Healthy germ cells are the foundation for healthy children.  If there's a possibility you might procreate in the future, you should take all reasonable steps to ensure the health of your egg or sperm.  Here are some tips:

• Know your own prenatal exposures.  Your eggs (females) or sperm (males) began their lives when you were just a tiny embryo.  If your mother took medications or had other unusual exposures during her pregnancy with you, including dental work, medical radiation, or smoking or recreational drugs, your germline may be affected.  Ask your mother (and even your grandmother, since effects can be transgenerational) about any drugs they may have taken in pregnancy. Of course, we cannot control our prenatal exposures, but knowing of past problems may increase the urgency of your using sound nutrition with pharmaceutical-free pregnancy to achieve the best possible outcome.

•  Avoid endocrine disrupting chemicals, including birth control pills, synthetic hormones, soy, BPA and other plasticizers, and pesticides.

• Know your own past radiation exposure.  X-rays may have damaged your eggs or spermatogonial stem cells, those progenitor cells that continuously produce new sperm.

• Go two to three months without drugs or medication before trying to conceive, as the effects of those medications can affect ripening eggs and developing sperm. (There are exceptions to this, of course, please consult with your health care practitioners before stopping a medication).

 • Reduce or eliminate your need for medication, restore normal hormone levels, and minimize inflammation by following a clean, ancestral-type diet shown to improve health markers and fertility.  Focus on fresh vegetables, fruits, eggs, fish, dairy, meats, nuts, seeds, and healthy fats like olive oil, butter, and coconut oil. Eliminate all sugar, flour, and processed food. Minimize alcohol and stop smoking. For advice on ancestral diets, see here and here, for example.

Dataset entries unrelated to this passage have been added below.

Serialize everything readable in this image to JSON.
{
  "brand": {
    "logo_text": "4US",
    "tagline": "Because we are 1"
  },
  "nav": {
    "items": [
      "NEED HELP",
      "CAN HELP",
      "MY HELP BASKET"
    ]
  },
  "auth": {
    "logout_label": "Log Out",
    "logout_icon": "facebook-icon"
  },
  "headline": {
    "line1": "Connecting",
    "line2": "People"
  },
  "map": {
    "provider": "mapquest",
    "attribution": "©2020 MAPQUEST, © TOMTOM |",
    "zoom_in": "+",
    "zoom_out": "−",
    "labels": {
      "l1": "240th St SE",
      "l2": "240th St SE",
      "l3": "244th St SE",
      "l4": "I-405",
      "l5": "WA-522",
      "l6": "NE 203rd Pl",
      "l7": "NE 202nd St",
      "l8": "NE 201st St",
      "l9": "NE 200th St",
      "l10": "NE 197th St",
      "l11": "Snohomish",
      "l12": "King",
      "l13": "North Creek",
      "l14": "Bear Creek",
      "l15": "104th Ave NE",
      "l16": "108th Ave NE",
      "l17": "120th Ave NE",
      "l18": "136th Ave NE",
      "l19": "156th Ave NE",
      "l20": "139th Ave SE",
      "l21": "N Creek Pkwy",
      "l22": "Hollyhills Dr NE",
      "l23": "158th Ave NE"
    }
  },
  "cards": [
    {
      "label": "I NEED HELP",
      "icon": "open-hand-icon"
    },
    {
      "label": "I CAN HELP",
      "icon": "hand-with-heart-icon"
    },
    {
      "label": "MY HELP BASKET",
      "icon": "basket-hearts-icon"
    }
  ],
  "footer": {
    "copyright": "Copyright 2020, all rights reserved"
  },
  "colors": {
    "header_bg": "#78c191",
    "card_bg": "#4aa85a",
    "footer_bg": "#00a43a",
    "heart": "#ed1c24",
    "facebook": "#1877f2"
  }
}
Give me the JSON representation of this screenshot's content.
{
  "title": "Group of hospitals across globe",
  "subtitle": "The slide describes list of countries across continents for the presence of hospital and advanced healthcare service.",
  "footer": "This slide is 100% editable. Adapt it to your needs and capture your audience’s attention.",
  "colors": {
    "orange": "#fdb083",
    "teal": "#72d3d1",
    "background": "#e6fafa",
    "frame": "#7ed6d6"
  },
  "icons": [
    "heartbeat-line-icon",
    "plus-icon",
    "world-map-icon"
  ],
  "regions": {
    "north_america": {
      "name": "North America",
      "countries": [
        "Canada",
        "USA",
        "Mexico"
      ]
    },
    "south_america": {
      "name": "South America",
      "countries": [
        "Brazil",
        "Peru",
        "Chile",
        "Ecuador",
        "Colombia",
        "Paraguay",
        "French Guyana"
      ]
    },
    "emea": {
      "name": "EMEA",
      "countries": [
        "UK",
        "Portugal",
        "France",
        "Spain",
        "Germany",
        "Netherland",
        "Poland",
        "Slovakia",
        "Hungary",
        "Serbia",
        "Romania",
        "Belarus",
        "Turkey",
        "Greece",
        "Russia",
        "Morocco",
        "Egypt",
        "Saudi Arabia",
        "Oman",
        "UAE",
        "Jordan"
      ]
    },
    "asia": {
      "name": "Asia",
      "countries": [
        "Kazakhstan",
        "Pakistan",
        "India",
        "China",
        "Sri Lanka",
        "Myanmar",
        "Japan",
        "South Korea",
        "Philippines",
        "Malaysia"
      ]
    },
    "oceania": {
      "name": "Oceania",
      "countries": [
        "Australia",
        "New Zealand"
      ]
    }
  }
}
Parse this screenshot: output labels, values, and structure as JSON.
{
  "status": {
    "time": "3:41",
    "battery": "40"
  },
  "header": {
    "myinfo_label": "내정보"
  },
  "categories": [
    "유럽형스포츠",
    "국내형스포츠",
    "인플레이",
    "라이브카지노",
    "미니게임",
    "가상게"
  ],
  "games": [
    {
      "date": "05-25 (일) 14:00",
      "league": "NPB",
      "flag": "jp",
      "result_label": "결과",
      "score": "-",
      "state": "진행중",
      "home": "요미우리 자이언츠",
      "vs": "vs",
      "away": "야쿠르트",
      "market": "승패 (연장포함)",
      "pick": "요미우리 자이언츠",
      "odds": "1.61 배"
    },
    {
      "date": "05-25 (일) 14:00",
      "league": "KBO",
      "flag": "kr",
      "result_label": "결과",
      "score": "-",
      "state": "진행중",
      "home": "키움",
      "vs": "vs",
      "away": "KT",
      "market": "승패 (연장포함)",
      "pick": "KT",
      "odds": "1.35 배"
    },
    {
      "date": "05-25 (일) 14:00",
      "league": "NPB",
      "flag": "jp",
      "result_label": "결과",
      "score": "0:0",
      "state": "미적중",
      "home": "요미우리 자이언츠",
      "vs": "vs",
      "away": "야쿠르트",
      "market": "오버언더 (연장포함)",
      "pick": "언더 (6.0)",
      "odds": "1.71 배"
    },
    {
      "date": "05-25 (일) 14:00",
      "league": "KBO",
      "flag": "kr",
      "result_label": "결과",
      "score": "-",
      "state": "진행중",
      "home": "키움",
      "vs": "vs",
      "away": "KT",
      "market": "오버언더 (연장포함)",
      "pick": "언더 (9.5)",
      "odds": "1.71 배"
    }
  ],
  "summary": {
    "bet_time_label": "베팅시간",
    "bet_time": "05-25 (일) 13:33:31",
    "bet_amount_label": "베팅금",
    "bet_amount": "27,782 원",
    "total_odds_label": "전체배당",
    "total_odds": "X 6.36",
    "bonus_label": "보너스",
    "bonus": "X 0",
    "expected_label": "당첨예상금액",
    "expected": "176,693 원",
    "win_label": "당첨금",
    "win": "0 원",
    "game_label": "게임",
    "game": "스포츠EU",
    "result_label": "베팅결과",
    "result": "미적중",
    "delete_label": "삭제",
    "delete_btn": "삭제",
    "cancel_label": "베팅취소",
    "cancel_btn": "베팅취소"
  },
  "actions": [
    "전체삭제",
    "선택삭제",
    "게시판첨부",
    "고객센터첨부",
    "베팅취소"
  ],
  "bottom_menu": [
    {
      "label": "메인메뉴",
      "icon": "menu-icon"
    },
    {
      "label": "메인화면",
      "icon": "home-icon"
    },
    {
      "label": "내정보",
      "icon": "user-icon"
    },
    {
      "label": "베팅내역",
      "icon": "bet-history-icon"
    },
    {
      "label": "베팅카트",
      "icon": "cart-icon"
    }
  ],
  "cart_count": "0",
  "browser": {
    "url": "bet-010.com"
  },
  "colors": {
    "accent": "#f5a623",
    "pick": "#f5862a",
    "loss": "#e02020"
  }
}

• Once you are pregnant, eat a diet rich in natural folate, including foods like kale, spinach and chicken liver. Eat plenty of healthy fats and avoid all processed food. For more detailed advice about nutrition and epigenetics, read this book.

• Before resorting to IVF or other forms of toxic, chemically assisted fertility which can impair the epigenetic programming of your child's genome, increase your natural fertility by following advice like that found here or here. (Note: this is for information only; this site has no ties to any commercial product.)

2 comments:

  1. This is cutting edge information. I recently went through NTP school and we didn't learn anything about germ lines. As an NTP, I'm specializing in preconception, pregnancy and postpartum nutrition.......I find this information remarkable and look forward to sharing the germline information with my clients. It all makes sense and fascinates me!